You Can't Lose In This RPG, Although You'll Probably Travel Someplace New

Unrest is a most unusual game. There are no fail states, for one. The story continues if you fail. It's also an RPG that takes place in ancient India -- which, I don't know about you, but that's not a place I've ever visited in a game.

The Kickstarter video promises a lot of unconventional ideas, actually. Unlike most games, you won't have combat for the sake of having combat. From the Kickstarter page:

Instead of meaningless combat encounters with dozens of enemies in every area, combat encounters will be few and unique, such as a knife fight for food in an alley, a duel between homeless humans and Naga (and more!) in a style similar to Sid Meier's Pirates. Importantly, violence will have consequences on the state of the world - too much bloodshed and you might just tip the city over the edge.

That, to me, sounds enticing. Most games have a knack for giving me small existential crises as I think about the hordes I regularly tear down and how much time that padding takes away from me -- and any game that gets rid of inconsequential battles feels like a godsend. They're so rare!

Unrest isn't the prettiest game, but the ideas seem to make up for that. The Kickstarter page for Unrest can be found here.


Comments

    "Now I've been playing a lot of RPGs, since I was seven years old..." So, four or five years ago?
    (I'm saying the guy in the video looks younger than some of the food in the back of my fridge.)

    Last edited 25/05/13 9:56 am

      he still probably has more of an idea of what the RPG crowd wants than SquareEnix.

      This isn't my style of RPG though, but interesting ideas.
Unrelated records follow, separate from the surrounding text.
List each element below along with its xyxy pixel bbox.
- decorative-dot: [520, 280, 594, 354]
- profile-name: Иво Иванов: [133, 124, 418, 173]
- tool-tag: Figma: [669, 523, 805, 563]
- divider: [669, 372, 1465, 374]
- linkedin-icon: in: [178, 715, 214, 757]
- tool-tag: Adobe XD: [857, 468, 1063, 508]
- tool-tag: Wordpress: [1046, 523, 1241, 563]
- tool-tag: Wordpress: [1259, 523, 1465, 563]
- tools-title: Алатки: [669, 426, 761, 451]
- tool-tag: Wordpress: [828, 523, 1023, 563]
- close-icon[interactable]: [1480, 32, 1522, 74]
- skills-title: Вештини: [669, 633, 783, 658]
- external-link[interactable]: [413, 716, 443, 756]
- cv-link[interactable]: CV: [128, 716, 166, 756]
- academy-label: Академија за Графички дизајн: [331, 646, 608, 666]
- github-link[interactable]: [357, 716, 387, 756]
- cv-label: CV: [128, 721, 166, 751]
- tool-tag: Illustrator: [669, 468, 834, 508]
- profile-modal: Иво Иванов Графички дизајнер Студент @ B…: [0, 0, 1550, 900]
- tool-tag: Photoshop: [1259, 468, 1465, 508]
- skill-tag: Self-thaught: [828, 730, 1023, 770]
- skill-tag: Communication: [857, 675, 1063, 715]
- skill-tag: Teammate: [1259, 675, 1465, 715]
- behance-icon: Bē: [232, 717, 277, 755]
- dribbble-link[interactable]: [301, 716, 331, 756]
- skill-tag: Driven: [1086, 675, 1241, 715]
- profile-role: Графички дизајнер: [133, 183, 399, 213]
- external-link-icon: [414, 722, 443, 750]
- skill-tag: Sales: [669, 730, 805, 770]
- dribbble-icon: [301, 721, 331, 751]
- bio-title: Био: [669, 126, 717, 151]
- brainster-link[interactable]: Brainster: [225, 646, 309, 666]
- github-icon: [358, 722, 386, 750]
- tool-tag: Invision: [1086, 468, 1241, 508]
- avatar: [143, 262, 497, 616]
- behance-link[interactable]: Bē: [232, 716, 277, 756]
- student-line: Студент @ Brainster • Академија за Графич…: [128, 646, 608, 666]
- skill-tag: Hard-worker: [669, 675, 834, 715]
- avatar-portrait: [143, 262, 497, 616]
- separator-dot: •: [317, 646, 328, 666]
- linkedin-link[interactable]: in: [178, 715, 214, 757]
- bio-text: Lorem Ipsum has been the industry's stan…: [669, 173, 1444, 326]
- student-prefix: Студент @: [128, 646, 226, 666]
It'd be good to know how exactly the city carries on and how your actions affect it. For years we've heard from AAA developers that the NPCs change their attitude and actions to how you play and that never really works out it gameplay, so seeing if an Indie developer can do it...

        "If you annoy certain people in the game, there will be SERIOUS CONSEQUENCES. Serious. Consequences." = "If you shoplift, a shopkeeper will say 'What do YOU want?' instead of 'Hello sir, how may I help you?'"

          Or a thunderous flock of murder-chickens, pelting you from all sides til you die.

      I think I'm a little more concerned about the food in the back of your fridge...!

        I was worried about the food too, but it insisted that I wasn't being fair if I didn't give it a chance to put forward its side of the story. It had a point and we were able to reach an amicable resolution.